Décidément, le Centre, qu’il soit modémisé ou umpéteux, c’est un truc qui n’arrive pas à être fashion, hype, tendance. Il lui faudrait peut-être lancer un magnifique site oueb deuzéro, genre Les Créatures de l’Envisageable, avec le risque qu’il ferme après quelques jours d’hibernation. Même les plus gros partis se sont cassé les dents sur ce concept, finalement.

Alternativement, rien ne vaut mieux, en terme de buzz, qu’une bonne communication ratée. On parle d’eux, pas forcément en mal, pas forcément en bien, mais on parle d’eux. C’est mieux que l’absence compassée de commentaires de presse, ou son indifférence polie, masquée derrière un bâillement parfois authentique, sur les actions des membres de ces partis…

Dernièrement, on a eu le malaise vagal version Modem, qui s’est transformé en vague malaise , mais ça n’a occupé qu’un temps, et, là encore, pour des raisons qu’on pourra qualifier de futiles.

C’est pourquoi aujourd’hui, on relance le bastringue gentiment (c’est le Centre, tout dans le calme, hein) avec la candidature évoquée non-confirmée puis annulée puis officiellement démentie (donc confirmée).

En substance, Cavada, qui est le porte-parole d’un parti qui semblerait s’appeler le Nouveau-Centre, aurait officialisé la candidature de Morin, ex-ministre de la Défense (oui oui, ce n’est pas une rumeur), alors que ce dernier n’était pas sûr d’être totalement encarté totalement partant pour l’idée. Il avait – on ne s’en souvient pas – présenté ses vœux depuis sa cuisine, entre vaisselle et coq au vin. Le degré de palpitations était à son plus haut lorsqu’il expliqua vouloir rassembler le Centre, dont on ne savait d’ailleurs pas avant qu’il était éparpillé ni qu’il existait vraiment.

Morin, un candidat flou

(même sur les photos, le candidat est vraiment flou)

Mais finalement, c’est non pas maintenant pas tout de suite pas là attendez un peu, Morin n’est pas réellement dans la course. Il devra consulter l’autre épicurien, Borloo, sans doute coincé en mode Exploration des Hospices de Beaune depuis son départ du gouvernement.

De ce point de vue, la stratégie modémiste est bien plus lisible : on sait que le candidat s’appellera Bayrou, que le programme sera celui de Bayrou, qu’il sera calibré pour être un petit chouilla à droite, un petit chouilla à gauche, et un gros chouilla nulle part. Pas de surprise, pas de palpitations, du feutré, du calme, du centre.

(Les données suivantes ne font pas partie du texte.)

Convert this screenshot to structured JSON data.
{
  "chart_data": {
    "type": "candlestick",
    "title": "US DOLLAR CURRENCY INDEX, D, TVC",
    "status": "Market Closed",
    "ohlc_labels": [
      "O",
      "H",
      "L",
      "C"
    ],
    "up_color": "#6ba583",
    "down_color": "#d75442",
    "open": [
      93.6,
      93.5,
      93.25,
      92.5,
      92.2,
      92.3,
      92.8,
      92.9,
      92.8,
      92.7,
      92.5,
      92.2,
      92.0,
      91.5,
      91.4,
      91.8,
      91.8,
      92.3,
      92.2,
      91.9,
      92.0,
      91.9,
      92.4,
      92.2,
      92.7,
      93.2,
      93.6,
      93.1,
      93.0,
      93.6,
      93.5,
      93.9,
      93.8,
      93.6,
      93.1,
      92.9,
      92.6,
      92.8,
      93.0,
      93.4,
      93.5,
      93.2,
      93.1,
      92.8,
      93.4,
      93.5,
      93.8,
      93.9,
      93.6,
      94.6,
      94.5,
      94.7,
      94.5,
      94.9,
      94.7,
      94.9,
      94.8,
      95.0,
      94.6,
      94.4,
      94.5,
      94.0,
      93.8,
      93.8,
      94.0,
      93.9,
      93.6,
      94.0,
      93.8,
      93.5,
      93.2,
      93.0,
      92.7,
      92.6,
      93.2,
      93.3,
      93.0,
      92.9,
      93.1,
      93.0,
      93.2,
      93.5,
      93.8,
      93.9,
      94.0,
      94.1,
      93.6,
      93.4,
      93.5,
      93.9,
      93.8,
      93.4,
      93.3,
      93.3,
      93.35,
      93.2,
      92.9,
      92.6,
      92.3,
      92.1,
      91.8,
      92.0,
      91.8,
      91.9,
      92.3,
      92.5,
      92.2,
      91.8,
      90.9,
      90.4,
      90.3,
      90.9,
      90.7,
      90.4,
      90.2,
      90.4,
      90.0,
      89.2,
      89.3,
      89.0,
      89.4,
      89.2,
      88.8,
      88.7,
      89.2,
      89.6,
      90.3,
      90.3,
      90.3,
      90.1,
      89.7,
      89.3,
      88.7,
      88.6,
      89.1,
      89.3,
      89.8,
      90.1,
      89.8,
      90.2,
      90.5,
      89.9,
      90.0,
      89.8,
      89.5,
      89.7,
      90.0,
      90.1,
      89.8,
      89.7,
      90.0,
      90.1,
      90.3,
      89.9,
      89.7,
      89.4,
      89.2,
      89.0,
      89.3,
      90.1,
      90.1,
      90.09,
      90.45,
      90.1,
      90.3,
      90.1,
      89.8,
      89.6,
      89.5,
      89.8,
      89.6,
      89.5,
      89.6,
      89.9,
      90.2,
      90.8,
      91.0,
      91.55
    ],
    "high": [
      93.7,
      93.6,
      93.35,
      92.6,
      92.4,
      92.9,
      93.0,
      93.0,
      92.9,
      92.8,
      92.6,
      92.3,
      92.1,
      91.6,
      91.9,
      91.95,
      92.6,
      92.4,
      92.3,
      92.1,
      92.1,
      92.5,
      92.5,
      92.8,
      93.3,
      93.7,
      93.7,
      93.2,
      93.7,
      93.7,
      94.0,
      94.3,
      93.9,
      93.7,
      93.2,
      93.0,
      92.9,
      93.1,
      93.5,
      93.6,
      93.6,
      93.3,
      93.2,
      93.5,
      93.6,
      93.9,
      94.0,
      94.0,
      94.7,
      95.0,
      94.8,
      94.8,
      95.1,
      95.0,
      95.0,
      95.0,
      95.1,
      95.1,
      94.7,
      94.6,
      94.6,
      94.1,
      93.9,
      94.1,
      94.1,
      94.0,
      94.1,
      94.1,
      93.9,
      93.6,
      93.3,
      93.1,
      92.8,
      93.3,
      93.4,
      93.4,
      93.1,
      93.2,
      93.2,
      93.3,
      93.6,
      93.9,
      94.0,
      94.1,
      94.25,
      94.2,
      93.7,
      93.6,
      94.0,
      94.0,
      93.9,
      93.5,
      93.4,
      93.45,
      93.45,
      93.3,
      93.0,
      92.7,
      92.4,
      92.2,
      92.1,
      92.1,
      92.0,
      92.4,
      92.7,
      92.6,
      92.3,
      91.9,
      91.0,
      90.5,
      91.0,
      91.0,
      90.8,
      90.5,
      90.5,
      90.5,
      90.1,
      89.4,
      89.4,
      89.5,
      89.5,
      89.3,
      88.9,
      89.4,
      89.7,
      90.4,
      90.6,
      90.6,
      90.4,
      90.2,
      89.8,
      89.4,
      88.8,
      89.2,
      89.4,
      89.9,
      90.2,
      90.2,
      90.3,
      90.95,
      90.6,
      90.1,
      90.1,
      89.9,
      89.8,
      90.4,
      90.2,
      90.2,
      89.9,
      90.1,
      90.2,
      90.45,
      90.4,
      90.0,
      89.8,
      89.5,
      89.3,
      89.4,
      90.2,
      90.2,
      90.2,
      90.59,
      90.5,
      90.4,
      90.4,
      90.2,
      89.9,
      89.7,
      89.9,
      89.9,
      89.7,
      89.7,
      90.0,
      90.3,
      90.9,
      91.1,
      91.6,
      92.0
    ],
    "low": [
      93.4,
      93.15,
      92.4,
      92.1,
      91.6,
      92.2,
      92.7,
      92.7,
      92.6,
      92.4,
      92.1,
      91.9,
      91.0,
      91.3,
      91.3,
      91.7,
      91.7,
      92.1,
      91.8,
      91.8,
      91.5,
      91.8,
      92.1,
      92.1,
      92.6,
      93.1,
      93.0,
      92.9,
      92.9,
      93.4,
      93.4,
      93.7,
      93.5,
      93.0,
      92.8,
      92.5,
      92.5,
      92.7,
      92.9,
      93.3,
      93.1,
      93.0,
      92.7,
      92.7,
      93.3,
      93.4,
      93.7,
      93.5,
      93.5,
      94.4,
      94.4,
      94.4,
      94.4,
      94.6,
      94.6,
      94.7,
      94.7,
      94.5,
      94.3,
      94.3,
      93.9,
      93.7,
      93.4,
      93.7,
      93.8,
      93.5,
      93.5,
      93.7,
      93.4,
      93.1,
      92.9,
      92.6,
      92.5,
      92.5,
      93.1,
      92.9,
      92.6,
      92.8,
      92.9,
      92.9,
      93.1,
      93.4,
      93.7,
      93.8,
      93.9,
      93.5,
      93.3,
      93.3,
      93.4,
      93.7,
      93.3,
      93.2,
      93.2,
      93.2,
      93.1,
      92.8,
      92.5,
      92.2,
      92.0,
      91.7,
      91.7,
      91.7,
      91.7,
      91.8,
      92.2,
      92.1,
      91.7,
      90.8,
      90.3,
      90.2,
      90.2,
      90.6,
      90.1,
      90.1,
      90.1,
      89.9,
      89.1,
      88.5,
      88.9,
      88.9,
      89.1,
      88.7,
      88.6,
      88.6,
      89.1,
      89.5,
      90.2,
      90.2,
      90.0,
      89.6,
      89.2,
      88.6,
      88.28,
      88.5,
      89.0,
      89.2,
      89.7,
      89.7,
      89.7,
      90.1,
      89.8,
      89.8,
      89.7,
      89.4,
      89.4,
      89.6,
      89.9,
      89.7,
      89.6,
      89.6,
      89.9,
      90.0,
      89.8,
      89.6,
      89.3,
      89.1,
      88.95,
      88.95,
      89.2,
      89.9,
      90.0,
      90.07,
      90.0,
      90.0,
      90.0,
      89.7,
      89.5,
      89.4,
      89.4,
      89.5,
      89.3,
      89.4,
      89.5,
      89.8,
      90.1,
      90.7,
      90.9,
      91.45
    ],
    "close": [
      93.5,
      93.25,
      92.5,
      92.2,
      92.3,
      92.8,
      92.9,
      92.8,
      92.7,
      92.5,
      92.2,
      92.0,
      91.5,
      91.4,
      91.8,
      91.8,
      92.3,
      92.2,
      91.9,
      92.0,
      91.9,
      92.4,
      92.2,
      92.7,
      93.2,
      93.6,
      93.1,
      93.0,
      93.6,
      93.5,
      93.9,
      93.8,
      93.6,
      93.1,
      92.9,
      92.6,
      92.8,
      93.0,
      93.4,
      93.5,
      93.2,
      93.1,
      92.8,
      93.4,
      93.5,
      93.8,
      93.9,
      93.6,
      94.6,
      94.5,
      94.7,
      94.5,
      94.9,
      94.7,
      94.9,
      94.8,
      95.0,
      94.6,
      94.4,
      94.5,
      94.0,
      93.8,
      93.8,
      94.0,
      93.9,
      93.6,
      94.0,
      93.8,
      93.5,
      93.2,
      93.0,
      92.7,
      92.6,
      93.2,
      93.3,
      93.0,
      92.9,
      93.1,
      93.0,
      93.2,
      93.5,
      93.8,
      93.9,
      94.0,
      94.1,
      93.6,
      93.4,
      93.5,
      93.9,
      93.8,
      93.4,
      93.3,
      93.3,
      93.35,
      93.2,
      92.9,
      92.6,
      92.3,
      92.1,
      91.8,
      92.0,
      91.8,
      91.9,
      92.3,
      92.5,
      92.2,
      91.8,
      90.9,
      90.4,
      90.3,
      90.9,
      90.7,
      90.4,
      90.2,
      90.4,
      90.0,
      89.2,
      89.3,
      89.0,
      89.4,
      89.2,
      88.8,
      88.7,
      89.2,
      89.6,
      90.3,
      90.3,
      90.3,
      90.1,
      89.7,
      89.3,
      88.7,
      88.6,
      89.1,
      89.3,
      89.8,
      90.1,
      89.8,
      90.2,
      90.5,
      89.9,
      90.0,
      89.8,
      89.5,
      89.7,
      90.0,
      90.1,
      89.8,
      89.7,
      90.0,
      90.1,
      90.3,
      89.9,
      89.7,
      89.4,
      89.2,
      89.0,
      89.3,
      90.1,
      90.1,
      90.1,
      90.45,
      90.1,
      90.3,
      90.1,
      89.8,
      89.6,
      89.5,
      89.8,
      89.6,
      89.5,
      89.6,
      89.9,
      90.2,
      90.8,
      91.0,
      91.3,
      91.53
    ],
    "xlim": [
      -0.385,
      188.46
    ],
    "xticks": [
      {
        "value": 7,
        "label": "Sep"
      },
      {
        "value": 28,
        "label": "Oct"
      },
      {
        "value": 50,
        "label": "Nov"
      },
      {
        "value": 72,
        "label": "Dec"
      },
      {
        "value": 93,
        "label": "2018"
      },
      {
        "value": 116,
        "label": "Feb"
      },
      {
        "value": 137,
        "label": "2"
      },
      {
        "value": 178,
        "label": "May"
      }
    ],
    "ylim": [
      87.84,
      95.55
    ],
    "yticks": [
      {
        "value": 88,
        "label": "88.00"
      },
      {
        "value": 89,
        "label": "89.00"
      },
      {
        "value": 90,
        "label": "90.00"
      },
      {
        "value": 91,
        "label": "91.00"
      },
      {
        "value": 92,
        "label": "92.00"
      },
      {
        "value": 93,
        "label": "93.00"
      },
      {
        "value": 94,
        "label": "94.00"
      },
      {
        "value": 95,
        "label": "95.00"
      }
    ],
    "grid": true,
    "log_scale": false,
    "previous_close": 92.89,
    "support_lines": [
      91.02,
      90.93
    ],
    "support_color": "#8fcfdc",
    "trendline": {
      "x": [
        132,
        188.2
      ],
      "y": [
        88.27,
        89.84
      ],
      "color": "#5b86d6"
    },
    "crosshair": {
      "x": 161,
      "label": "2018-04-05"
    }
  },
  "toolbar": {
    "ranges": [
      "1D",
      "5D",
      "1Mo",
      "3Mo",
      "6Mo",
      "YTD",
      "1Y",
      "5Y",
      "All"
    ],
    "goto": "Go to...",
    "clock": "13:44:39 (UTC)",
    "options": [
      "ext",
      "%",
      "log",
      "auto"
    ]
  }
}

C’est peut-être finalement ça, qui caractérise ces centres : tout le monde a très vaguement entendu parler des individus, personne ne voit exactement ce qu’ils font, leurs têtes n’impressionnent que les pellicules photographiques, et leurs propositions sont introuvables. Le tout, dans le calme feutré de salons parisiens ennuyeux.

Inaudible, inodore, incolore et sans saveur, le nouveau centre, complètement phagocyté par une UMP qui mange à tous les râteliers, sera surtout un vague poil à gratter avant les primaires. Quant au modem, sorti de son leader dont l’éclat est particulièrement fugace et imprévisible, il n’existe là encore pour ainsi dire pas.

Pour en revenir à la question initiale de savoir ce qu’on pouvait voir derrière le centre, la vision qu’offre le paysage politique français et celle que développent mes collègues blogueurs est tout de même différente : les politiciens font de la politique politicienne, bidouillant du message à vertu électorale douteuse, là où les individus définissent volontiers le centre comme le rassemblement des libéraux et des démocrates chrétiens.

Or, de libéraux (des vrais, des solides, des « à la Ron Paul« ), en France, je n’en vois aucun. Quant aux chrétiens, ils se font rare tant l’anathème pleut sur celui qui n’est pas laïcanti-religieux. Le centre est donc condamné à se restreindre à quelques démocrates-sociaux, pendant logique des sociaux-démocrates qui foisonnent tant et plus aux bords les moins extrêmes du PS et de l’UMP.